Diffusion model without any other data except what I train myself?

I am trying to learn all the basics of the models and how they behave. For this I would like to create my own “base model” what would be useful for me just for the learning. Shortly I would like to create a model what works with Stable Diffusion and what is trained with very small amount of images of same subject I feed to the model.

I followed this tutorial Train a diffusion model here and I was able to generate small model on my local machine (with RTX 2060, 6 GB RAM, used 5 image patch). After converting it to safetensors I was able to load it to Stable Diffusion so it went fine on that part.

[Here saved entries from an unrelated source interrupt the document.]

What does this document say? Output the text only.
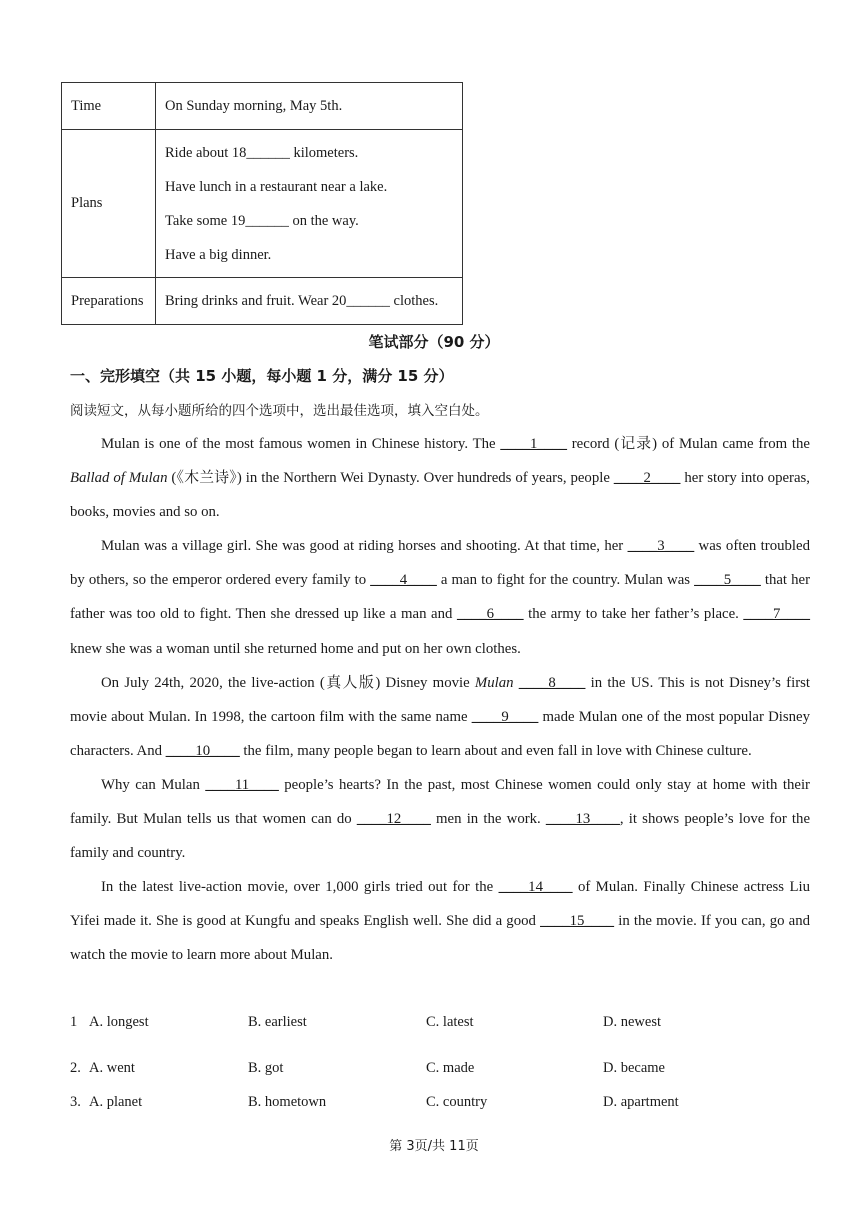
Time	On Sunday morning, May 5th.

Plans	Ride about 18______ kilometers.
Have lunch in a restaurant near a lake.
Take some 19______ on the way.
Have a big dinner.

Preparations	Bring drinks and fruit. Wear 20______ clothes.
笔试部分（90 分）
一、完形填空（共 15 小题，每小题 1 分，满分 15 分）
阅读短文，从每小题所给的四个选项中，选出最佳选项，填入空白处。

Mulan is one of the most famous women in Chinese history. The ____1____ record (记录) of Mulan came from the Ballad of Mulan (《木兰诗》) in the Northern Wei Dynasty. Over hundreds of years, people ____2____ her story into operas, books, movies and so on.

Mulan was a village girl. She was good at riding horses and shooting. At that time, her ____3____ was often troubled by others, so the emperor ordered every family to ____4____ a man to fight for the country. Mulan was ____5____ that her father was too old to fight. Then she dressed up like a man and ____6____ the army to take her father’s place. ____7____ knew she was a woman until she returned home and put on her own clothes.

On July 24th, 2020, the live-action (真人版) Disney movie Mulan ____8____ in the US. This is not Disney’s first movie about Mulan. In 1998, the cartoon film with the same name ____9____ made Mulan one of the most popular Disney characters. And ____10____ the film, many people began to learn about and even fall in love with Chinese culture.

Why can Mulan ____11____ people’s hearts? In the past, most Chinese women could only stay at home with their family. But Mulan tells us that women can do ____12____ men in the work. ____13____, it shows people’s love for the family and country.

In the latest live-action movie, over 1,000 girls tried out for the ____14____ of Mulan. Finally Chinese actress Liu Yifei made it. She is good at Kungfu and speaks English well. She did a good ____15____ in the movie. If you can, go and watch the movie to learn more about Mulan.

1 A. longest	B. earliest	C. latest	D. newest
2. A. went	B. got	C. made	D. became
3. A. planet	B. hometown	C. country	D. apartment
第 3页/共 11页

Still, when I wrote “monkey” or " duck" I still got pictures of Duck and Monkey, so this model was not “empty” in that sense that it still got some other items from some other repository.

So the question is, how I am able to train a model what have no ANY kind of knowledge about any other images except about those what I have explicitly selected as a training data?

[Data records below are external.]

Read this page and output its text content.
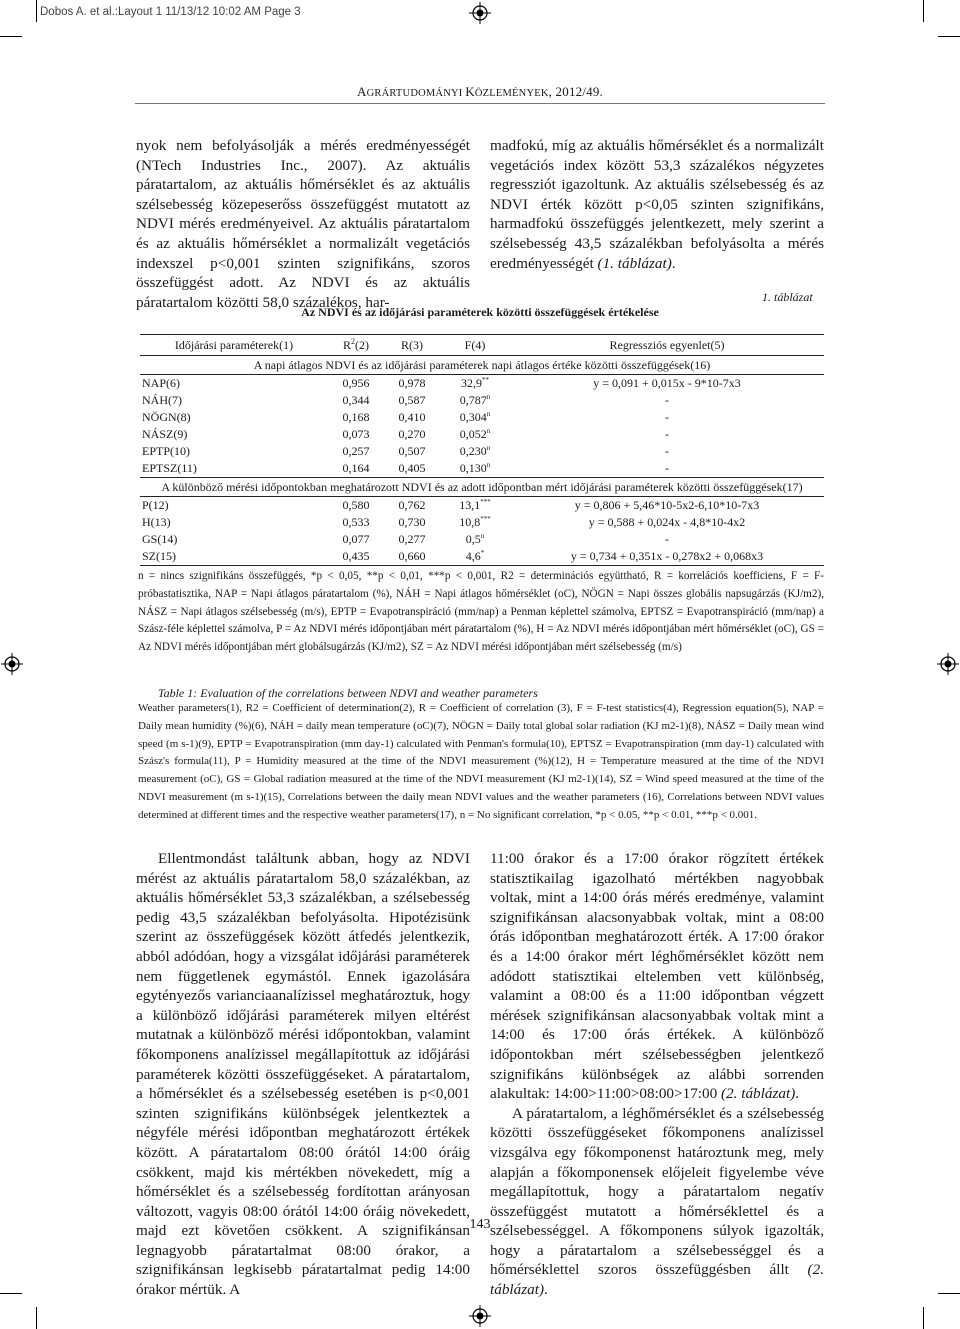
Dobos A. et al.:Layout 1 11/13/12 10:02 AM Page 3
AGRÁRTUDOMÁNYI KÖZLEMÉNYEK, 2012/49.

nyok nem befolyásolják a mérés eredményességét (NTech Industries Inc., 2007). Az aktuális páratartalom, az aktuális hőmérséklet és az aktuális szélsebesség közepeserőss összefüggést mutatott az NDVI mérés eredményeivel. Az aktuális páratartalom és az aktuális hőmérséklet a normalizált vegetációs indexszel p<0,001 szinten szignifikáns, szoros összefüggést adott. Az NDVI és az aktuális páratartalom közötti 58,0 százalékos, har-

madfokú, míg az aktuális hőmérséklet és a normalizált vegetációs index között 53,3 százalékos négyzetes regressziót igazoltunk. Az aktuális szélsebesség és az NDVI érték között p<0,05 szinten szignifikáns, harmadfokú összefüggés jelentkezett, mely szerint a szélsebesség 43,5 százalékban befolyásolta a mérés eredményességét (1. táblázat).

1. táblázat
Az NDVI és az időjárási paraméterek közötti összefüggések értékelése
Időjárási paraméterek(1)	$R^2(2)$	R(3)	F(4)	Regressziós egyenlet(5)
A napi átlagos NDVI és az időjárási paraméterek napi átlagos értéke közötti összefüggések(16)				
NAP(6)	0,956	0,978	32,9**	y = 0,091 + 0,015x - 9*10-7x3
NÁH(7)	0,344	0,587	0,787$^n$	-
NÖGN(8)	0,168	0,410	0,304$^n$	-
NÁSZ(9)	0,073	0,270	0,052$^n$	-
EPTP(10)	0,257	0,507	0,230$^n$	-
EPTSZ(11)	0,164	0,405	0,130$^n$	-
A különböző mérési időpontokban meghatározott NDVI és az adott időpontban mért időjárási paraméterek közötti összefüggések(17)				
P(12)	0,580	0,762	13,1***	y = 0,806 + 5,46*10-5x2-6,10*10-7x3
H(13)	0,533	0,730	10,8***	y = 0,588 + 0,024x - 4,8*10-4x2
GS(14)	0,077	0,277	0,5$^n$	-
SZ(15)	0,435	0,660	4,6*	y = 0,734 + 0,351x - 0,278x2 + 0,068x3
n = nincs szignifikáns összefüggés, *p < 0,05, **p < 0,01, ***p < 0,001, R2 = determinációs együttható, R = korrelációs koefficiens, F = F-próbastatisztika, NAP = Napi átlagos páratartalom (%), NÁH = Napi átlagos hőmérséklet (oC), NÖGN = Napi összes globális napsugárzás (KJ/m2), NÁSZ = Napi átlagos szélsebesség (m/s), EPTP = Evapotranspiráció (mm/nap) a Penman képlettel számolva, EPTSZ = Evapotranspiráció (mm/nap) a Szász-féle képlettel számolva, P = Az NDVI mérés időpontjában mért páratartalom (%), H = Az NDVI mérés időpontjában mért hőmérséklet (oC), GS = Az NDVI mérés időpontjában mért globálsugárzás (KJ/m2), SZ = Az NDVI mérési időpontjában mért szélsebesség (m/s)
Table 1: Evaluation of the correlations between NDVI and weather parameters
Weather parameters(1), R2 = Coefficient of determination(2), R = Coefficient of correlation (3), F = F-test statistics(4), Regression equation(5), NAP = Daily mean humidity (%)(6), NÁH = daily mean temperature (oC)(7), NÖGN = Daily total global solar radiation (KJ m2-1)(8), NÁSZ = Daily mean wind speed (m s-1)(9), EPTP = Evapotranspiration (mm day-1) calculated with Penman's formula(10), EPTSZ = Evapotranspiration (mm day-1) calculated with Szász's formula(11), P = Humidity measured at the time of the NDVI measurement (%)(12), H = Temperature measured at the time of the NDVI measurement (oC), GS = Global radiation measured at the time of the NDVI measurement (KJ m2-1)(14), SZ = Wind speed measured at the time of the NDVI measurement (m s-1)(15), Correlations between the daily mean NDVI values and the weather parameters (16), Correlations between NDVI values determined at different times and the respective weather parameters(17), n = No significant correlation, *p < 0.05, **p < 0.01, ***p < 0.001.

Ellentmondást találtunk abban, hogy az NDVI mérést az aktuális páratartalom 58,0 százalékban, az aktuális hőmérséklet 53,3 százalékban, a szélsebesség pedig 43,5 százalékban befolyásolta. Hipotézisünk szerint az összefüggések között átfedés jelentkezik, abból adódóan, hogy a vizsgálat időjárási paraméterek nem függetlenek egymástól. Ennek igazolására egytényezős varianciaanalízissel meghatároztuk, hogy a különböző időjárási paraméterek milyen eltérést mutatnak a különböző mérési időpontokban, valamint főkomponens analízissel megállapítottuk az időjárási paraméterek közötti összefüggéseket. A páratartalom, a hőmérséklet és a szélsebesség esetében is p<0,001 szinten szignifikáns különbségek jelentkeztek a négyféle mérési időpontban meghatározott értékek között. A páratartalom 08:00 órától 14:00 óráig csökkent, majd kis mértékben növekedett, míg a hőmérséklet és a szélsebesség fordítottan arányosan változott, vagyis 08:00 órától 14:00 óráig növekedett, majd ezt követően csökkent. A szignifikánsan legnagyobb páratartalmat 08:00 órakor, a szignifikánsan legkisebb páratartalmat pedig 14:00 órakor mértük. A

11:00 órakor és a 17:00 órakor rögzített értékek statisztikailag igazolható mértékben nagyobbak voltak, mint a 14:00 órás mérés eredménye, valamint szignifikánsan alacsonyabbak voltak, mint a 08:00 órás időpontban meghatározott érték. A 17:00 órakor és a 14:00 órakor mért léghőmérséklet között nem adódott statisztikai eltelemben vett különbség, valamint a 08:00 és a 11:00 időpontban végzett mérések szignifikánsan alacsonyabbak voltak mint a 14:00 és 17:00 órás értékek. A különböző időpontokban mért szélsebességben jelentkező szignifikáns különbségek az alábbi sorrenden alakultak: 14:00>11:00>08:00>17:00 (2. táblázat).

A páratartalom, a léghőmérséklet és a szélsebesség közötti összefüggéseket főkomponens analízissel vizsgálva egy főkomponenst határoztunk meg, mely alapján a főkomponensek előjeleit figyelembe véve megállapítottuk, hogy a páratartalom negatív összefüggést mutatott a hőmérséklettel és a szélsebességgel. A főkomponens súlyok igazolták, hogy a páratartalom a szélsebességgel és a hőmérséklettel szoros összefüggésben állt (2. táblázat).

143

I know that it makes no sense in real life use and I understand that it have no any realistic usage at all in real life, but this is just for me so I can understand what will happen and how Stable Diffusion behave if I have a model what was created using only 1 image, only 2 images, only 3 images and so on. You know, personal interest to get hands on approach how things work when I can use empty models where is no already data fed to it.

So if I want to train with 3 pictures of a cat and I want to use that model in Stable Diffusion and I want to be sure that there is no any other images where it can make its pictures, where should I start since that model training tutorial still gave me lots of other images I didn’t wanted for this testing purposes?